Het bezoeken van het openluchtmuseumdorpje Santana, in het noorden van Madeira, en wandelen in natuurpark Queimadas is prima te combineren op één dag. Lees hieronder onze ervaringen over dit mooie stukje van Madeira.
Santana
Het dorp Santana is bekend van de Casas do Colmo; kleine, kleurrijke huisjes met rieten dak. Vroeger stond het dorp er vol van en nog niet eens heel erg lang geleden waren het de traditionele huizen van de boeren. Tegenwoordig zijn er nog maar een paar over en staan in het centrum naast het gemeentehuis enkele replica’s als toeristische attractie. Het is juist de kunst om in het uitgestrekte dorp op zoek te gaan naar die paar originele huisjes die er nog zijn. Je vindt er in ieder geval twee als je de straat tegenover de apotheek naar beneden loopt en een wat minder kleurrijke aan de Rua João Abel de Freitas Médico, een zijweg van de VR1.

Queimadas
Vanuit Santana is het een korte, maar steile rit op een steeds smaller wordende weg tussen de hortensia’s en Afrikaanse lelies naar het op 900 meter hoogte gelegen natuurpark Queimadas. Dit is een geweldige bestemming voor zowel korte als lange wandelingen of om gewoon wat te relaxen. Startpunt zijn de twee rietgedekte gebouwen (een wc gebouwtje en een weinig gebruikte accommodatie) aan het einde van de weg, waar tevens de auto geparkeerd kan worden. Links volgt een makkelijk begaanbare 2,1 km lange bosweg een levada naar het gehucht Pico das Pedras. Dit pad is “um caminho para todos”, ofwel een pad voor iedereen. Geen fratsen dus en geschikt voor mensen met hoogtevrees. Doordat in het pad hier en daar wortelen en stenen uit steken, is het bij nat weer wel oppassen voor gladheid.

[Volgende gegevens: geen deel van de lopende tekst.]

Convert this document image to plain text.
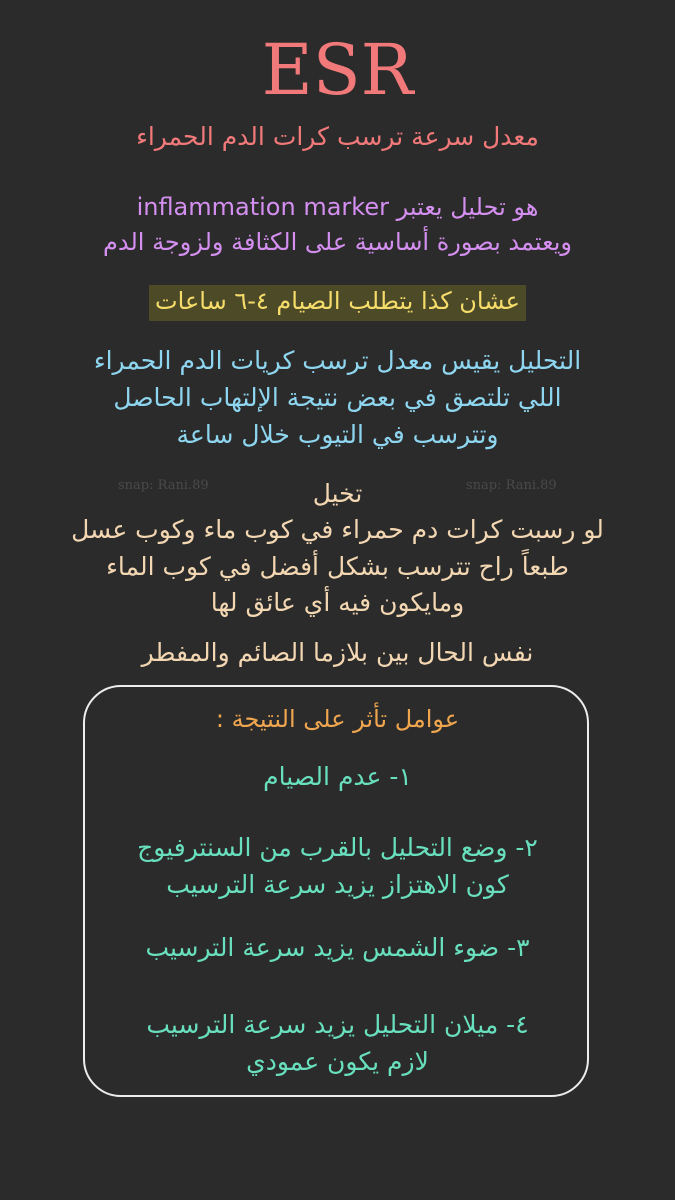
ESR

معدل سرعة ترسب كرات الدم الحمراء

هو تحليل يعتبر inflammation marker

ويعتمد بصورة أساسية على الكثافة ولزوجة الدم

عشان كذا يتطلب الصيام ٤-٦ ساعات

التحليل يقيس معدل ترسب كريات الدم الحمراء

اللي تلتصق في بعض نتيجة الإلتهاب الحاصل

وتترسب في التيوب خلال ساعة

snap: Rani.89	snap: Rani.89

تخيل

لو رسبت كرات دم حمراء في كوب ماء وكوب عسل

طبعاً راح تترسب بشكل أفضل في كوب الماء

ومايكون فيه أي عائق لها

نفس الحال بين بلازما الصائم والمفطر

عوامل تأثر على النتيجة :

١- عدم الصيام

٢- وضع التحليل بالقرب من السنترفيوج

كون الاهتزاز يزيد سرعة الترسيب

٣- ضوء الشمس يزيد سرعة الترسيب

٤- ميلان التحليل يزيد سرعة الترسيب

لازم يكون عمودي
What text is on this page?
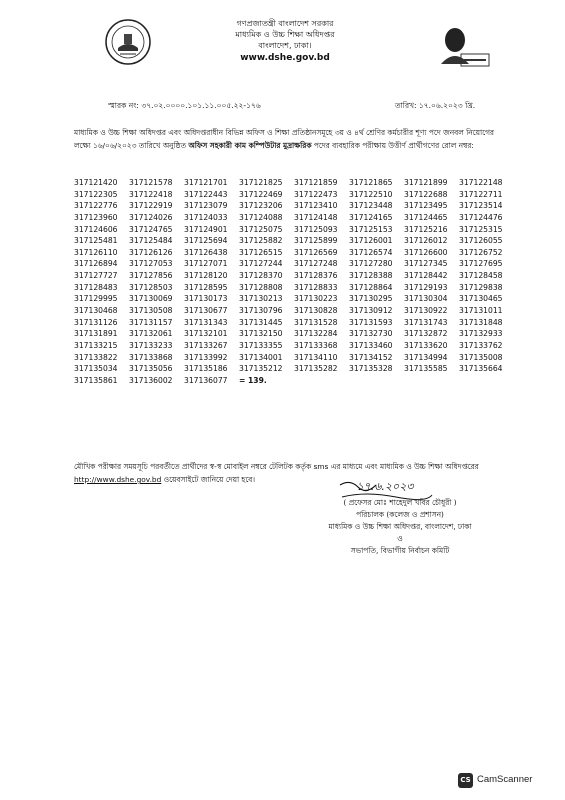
গণপ্রজাতন্ত্রী বাংলাদেশ সরকার
মাধ্যমিক ও উচ্চ শিক্ষা অধিদপ্তর
বাংলাদেশ, ঢাকা।
www.dshe.gov.bd
স্মারক নং: ৩৭.০২.০০০০.১০১.১১.০০৫.২২-১৭৬	তারিখ: ১৭.০৬.২০২৩ খ্রি.
মাধ্যমিক ও উচ্চ শিক্ষা অধিদপ্তর এবং অধিদপ্তরাধীন বিভিন্ন অফিস ও শিক্ষা প্রতিষ্ঠানসমূহে ৩য় ও ৪র্থ শ্রেণির কর্মচারীর শূণ্য পদে জনবল নিয়োগের লক্ষ্যে ১৬/০৬/২০২৩ তারিখে অনুষ্ঠিত অফিস সহকারী কাম কম্পিউটার মুদ্রাক্ষরিক পদের ব্যবহারিক পরীক্ষায় উত্তীর্ণ প্রার্থীগণের রোল নম্বর:
317121420	317121578	317121701	317121825	317121859	317121865	317121899	317122148
317122305	317122418	317122443	317122469	317122473	317122510	317122688	317122711
317122776	317122919	317123079	317123206	317123410	317123448	317123495	317123514
317123960	317124026	317124033	317124088	317124148	317124165	317124465	317124476
317124606	317124765	317124901	317125075	317125093	317125153	317125216	317125315
317125481	317125484	317125694	317125882	317125899	317126001	317126012	317126055
317126110	317126126	317126438	317126515	317126569	317126574	317126600	317126752
317126894	317127053	317127071	317127244	317127248	317127280	317127345	317127695
317127727	317127856	317128120	317128370	317128376	317128388	317128442	317128458
317128483	317128503	317128595	317128808	317128833	317128864	317129193	317129838
317129995	317130069	317130173	317130213	317130223	317130295	317130304	317130465
317130468	317130508	317130677	317130796	317130828	317130912	317130922	317131011
317131126	317131157	317131343	317131445	317131528	317131593	317131743	317131848
317131891	317132061	317132101	317132150	317132284	317132730	317132872	317132933
317133215	317133233	317133267	317133355	317133368	317133460	317133620	317133762
317133822	317133868	317133992	317134001	317134110	317134152	317134994	317135008
317135034	317135056	317135186	317135212	317135282	317135328	317135585	317135664
317135861	317136002	317136077	= 139.
মৌখিক পরীক্ষার সময়সূচি পরবর্তীতে প্রার্থীদের স্ব-স্ব মোবাইল নম্বরে টেলিটক কর্তৃক sms এর মাধ্যমে এবং মাধ্যমিক ও উচ্চ শিক্ষা অধিদপ্তরের http://www.dshe.gov.bd ওয়েবসাইটে জানিয়ে দেয়া হবে।
১৭.৬.২০২৩
( প্রফেসর মোঃ শাহেদুল খবির চৌধুরী )
পরিচালক (কলেজ ও প্রশাসন)
মাধ্যমিক ও উচ্চ শিক্ষা অধিদপ্তর, বাংলাদেশ, ঢাকা
ও
সভাপতি, বিভাগীয় নির্বাচন কমিটি
CS CamScanner
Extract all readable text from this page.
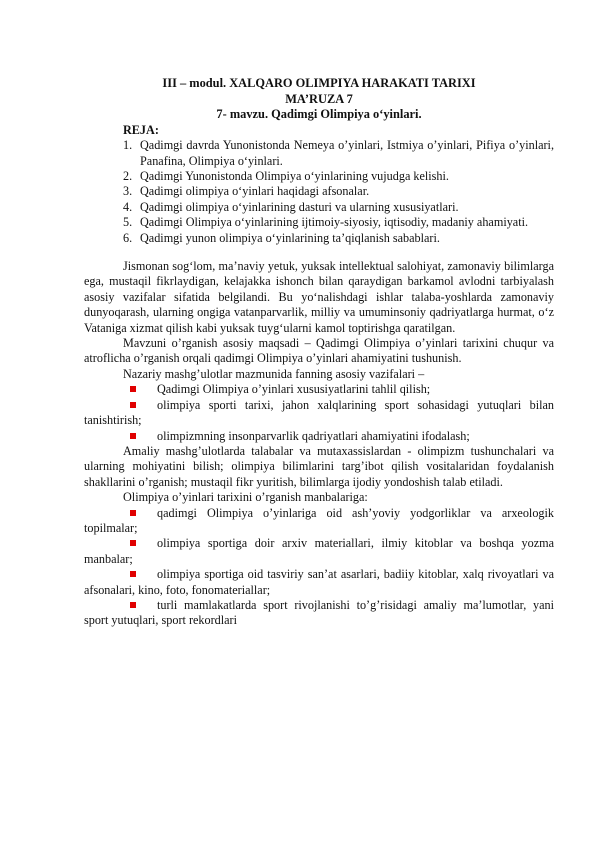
III – modul. XALQARO OLIMPIYA HARAKATI TARIXI

MA’RUZA 7

7- mavzu. Qadimgi Olimpiya o‘yinlari.

REJA:
1. Qadimgi davrda Yunonistonda Nemeya o’yinlari, Istmiya o’yinlari, Pifiya o’yinlari, Panafina, Olimpiya o‘yinlari.
2. Qadimgi Yunonistonda Olimpiya o‘yinlarining vujudga kelishi.
3. Qadimgi olimpiya o‘yinlari haqidagi afsonalar.
4. Qadimgi olimpiya o‘yinlarining dasturi va ularning xususiyatlari.
5. Qadimgi Olimpiya o‘yinlarining ijtimoiy-siyosiy, iqtisodiy, madaniy ahamiyati.
6. Qadimgi yunon olimpiya o‘yinlarining ta’qiqlanish sabablari.

Jismonan sog‘lom, ma’naviy yetuk, yuksak intellektual salohiyat, zamonaviy bilimlarga ega, mustaqil fikrlaydigan, kelajakka ishonch bilan qaraydigan barkamol avlodni tarbiyalash asosiy vazifalar sifatida belgilandi. Bu yo‘nalishdagi ishlar talaba-yoshlarda zamonaviy dunyoqarash, ularning ongiga vatanparvarlik, milliy va umuminsoniy qadriyatlarga hurmat, o‘z Vataniga xizmat qilish kabi yuksak tuyg‘ularni kamol toptirishga qaratilgan.

Mavzuni o’rganish asosiy maqsadi – Qadimgi Olimpiya o’yinlari tarixini chuqur va atroflicha o’rganish orqali qadimgi Olimpiya o’yinlari ahamiyatini tushunish.

Nazariy mashg’ulotlar mazmunida fanning asosiy vazifalari –

Qadimgi Olimpiya o’yinlari xususiyatlarini tahlil qilish;
olimpiya sporti tarixi, jahon xalqlarining sport sohasidagi yutuqlari bilan tanishtirish;
olimpizmning insonparvarlik qadriyatlari ahamiyatini ifodalash;

Amaliy mashg’ulotlarda talabalar va mutaxassislardan - olimpizm tushunchalari va ularning mohiyatini bilish; olimpiya bilimlarini targ’ibot qilish vositalaridan foydalanish shakllarini o’rganish; mustaqil fikr yuritish, bilimlarga ijodiy yondoshish talab etiladi.

Olimpiya o’yinlari tarixini o’rganish manbalariga:

qadimgi Olimpiya o’yinlariga oid ash’yoviy yodgorliklar va arxeologik topilmalar;
olimpiya sportiga doir arxiv materiallari, ilmiy kitoblar va boshqa yozma manbalar;
olimpiya sportiga oid tasviriy san’at asarlari, badiiy kitoblar, xalq rivoyatlari va afsonalari, kino, foto, fonomateriallar;
turli mamlakatlarda sport rivojlanishi to’g’risidagi amaliy ma’lumotlar, yani sport yutuqlari, sport rekordlari
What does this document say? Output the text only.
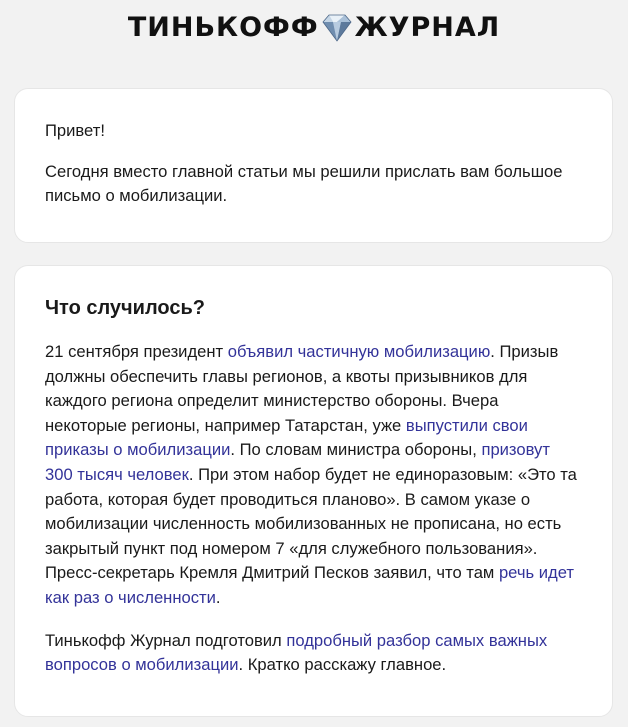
ТИНЬКОФФ ЖУРНАЛ

Привет!

Сегодня вместо главной статьи мы решили прислать вам большое письмо о мобилизации.

Что случилось?

21 сентября президент объявил частичную мобилизацию. Призыв должны обеспечить главы регионов, а квоты призывников для каждого региона определит министерство обороны. Вчера некоторые регионы, например Татарстан, уже выпустили свои приказы о мобилизации. По словам министра обороны, призовут 300 тысяч человек. При этом набор будет не единоразовым: «Это та работа, которая будет проводиться планово». В самом указе о мобилизации численность мобилизованных не прописана, но есть закрытый пункт под номером 7 «для служебного пользования». Пресс-секретарь Кремля Дмитрий Песков заявил, что там речь идет как раз о численности.

Тинькофф Журнал подготовил подробный разбор самых важных вопросов о мобилизации. Кратко расскажу главное.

Rechts, voor de twee rietgedekte gebouwen langs, leidt wandelroute PR 9 langs de Levada do Caldeirão Verde en door vier korte tunnels naar de Caldeirão Verde waterval (13 km v.v.) en eventueel nog 2 uur verder naar de Caldeirão do Inferno. De wandeling staat ondanks het vlakke verloop als tamelijk moeilijk te boek vanwege het oneffen en soms smalle pad en de lastige tunnels. Voor wie de wandeling niet volledig kan of wil uitlopen, kan net als wij een klein stuk lopen, dat al zeer goed een impressie geeft.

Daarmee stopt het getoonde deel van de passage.